Pierwsza noc cała przespana w budzie i styropian nie ruszony, więc może obejdzie się bez dodatkowej sklejki wewnątrz.
Na początku myślałem o takiej, ale styropian nie chciał trzymać na wkręty :)
(https://kicikot.com/wp-content/uploads/2017/02/Domek-dla-kot%C3%B3w-wolno-%C5%BCyj%C4%85cych-%E2%80%93-zr%C3%B3b-to-sam-1-10-200x300.jpg)
-
Bo by musiał być Stryrodur 700, to by się trzymał ;)
-
Kapsle od piwa może by pomogły....
Piotr
-
Pierwsza noc cała przespana w budzie
Zmieściłeś się?!
-
Zbyt intymne pytania zadajesz ;)
-
na regipsiorki od Fyma dało by radę :P
-
No fajnie ale czy ten styropian od wewnątrz nie powinien być jeszcze zabezpieczony jakąś cienką sklejką czy hdf'ką?
Tak samo na wejściu. Ale ja nie wiem, mam tylko psa który by ten styropian rozniósł po 5 minutach :D
Powinno być coś, co osloni
-
Marcin .... ze względu na to, że styropian się szybciej zniszczy, czy z innych powodów ?
-
Kot może zeżreć styro. Nie będzie to zbyt optymalne dla jego jelit. Poza tym jak rozdrapie styro, to będziesz ganiał ze zmiotką po podwórku albo, co gorsze, po domu.
Albo będzie tak... :)
(http://www.panicz.top/upload/mix/0/styropian-smieszne-koty.jpg)
-
Kot to mądre zwierzę i byle czego nie zje.
-
Za tydzień, może dwa będę mógł zobaczyć jak spisuje się goły styropian. Samo legowisko sięga do połowy ścian i wydaje, mi się, że oprócz otworu wejściowego sierściuch nie ma zbytniej styczności ze strypianem. Jeśli jednak będzie dużo kulek to wrzucę cienką sklejkę albo HDFkę na ścianki.
-
Kot
-Kerry "Kochanie podaj mi na chwile naszego kota i kawałek styropianu , muszę udowodnić ' koledze' w internecie że sie myli '
-Qiub " już Ci podaje misiaczku , a styropian sam rozłupię , dla mojego pysia wszystko "

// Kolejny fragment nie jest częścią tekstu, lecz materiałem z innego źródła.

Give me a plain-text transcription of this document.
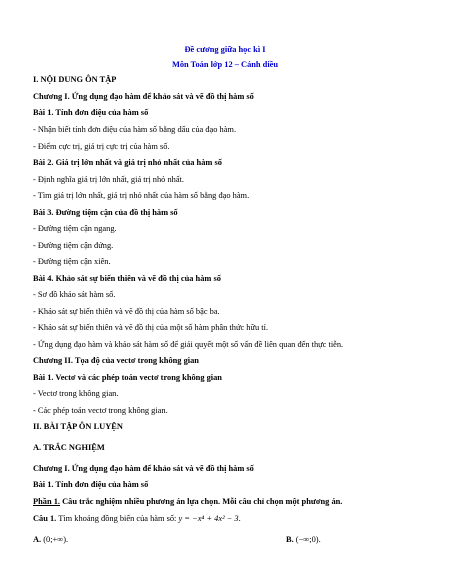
Đề cương giữa học kì I
Môn Toán lớp 12 – Cánh diều
I. NỘI DUNG ÔN TẬP
Chương I. Ứng dụng đạo hàm để khảo sát và vẽ đồ thị hàm số
Bài 1. Tính đơn điệu của hàm số
- Nhận biết tính đơn điệu của hàm số bằng dấu của đạo hàm.
- Điểm cực trị, giá trị cực trị của hàm số.
Bài 2. Giá trị lớn nhất và giá trị nhỏ nhất của hàm số
- Định nghĩa giá trị lớn nhất, giá trị nhỏ nhất.
- Tìm giá trị lớn nhất, giá trị nhỏ nhất của hàm số bằng đạo hàm.
Bài 3. Đường tiệm cận của đồ thị hàm số
- Đường tiệm cận ngang.
- Đường tiệm cận đứng.
- Đường tiệm cận xiên.
Bài 4. Khảo sát sự biến thiên và vẽ đồ thị của hàm số
- Sơ đồ khảo sát hàm số.
- Khảo sát sự biến thiên và vẽ đồ thị của hàm số bậc ba.
- Khảo sát sự biến thiên và vẽ đồ thị của một số hàm phân thức hữu tỉ.
- Ứng dụng đạo hàm và khảo sát hàm số để giải quyết một số vấn đề liên quan đến thực tiễn.
Chương II. Tọa độ của vectơ trong không gian
Bài 1. Vectơ và các phép toán vectơ trong không gian
- Vectơ trong không gian.
- Các phép toán vectơ trong không gian.
II. BÀI TẬP ÔN LUYỆN
A. TRẮC NGHIỆM
Chương I. Ứng dụng đạo hàm để khảo sát và vẽ đồ thị hàm số
Bài 1. Tính đơn điệu của hàm số
Phần 1. Câu trắc nghiệm nhiều phương án lựa chọn. Mỗi câu chỉ chọn một phương án.
Câu 1. Tìm khoảng đồng biến của hàm số: y = −x⁴ + 4x² − 3.
A. (0;+∞).	B. (−∞;0).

Tak było , historia prawdziwa ;D
-
;D ;D ;D
-
podaj mi na chwile naszego kota
Chyba kunę, niewykształciuchu!
I widzę, że zazdrość przez Ciebie przemawia!
-
Jeden pies ;D
-
Marcin .... ze względu na to, że styropian się szybciej zniszczy, czy z innych powodów ?
Wydrapie, na podłodze wygniecie, polami, itp...
-
Ja na osiedlu budy dla kotów robię z kartonu i ocieplam styropianem i na to folia. Niektóre stoją już kilka lat i dobrze się trzymają.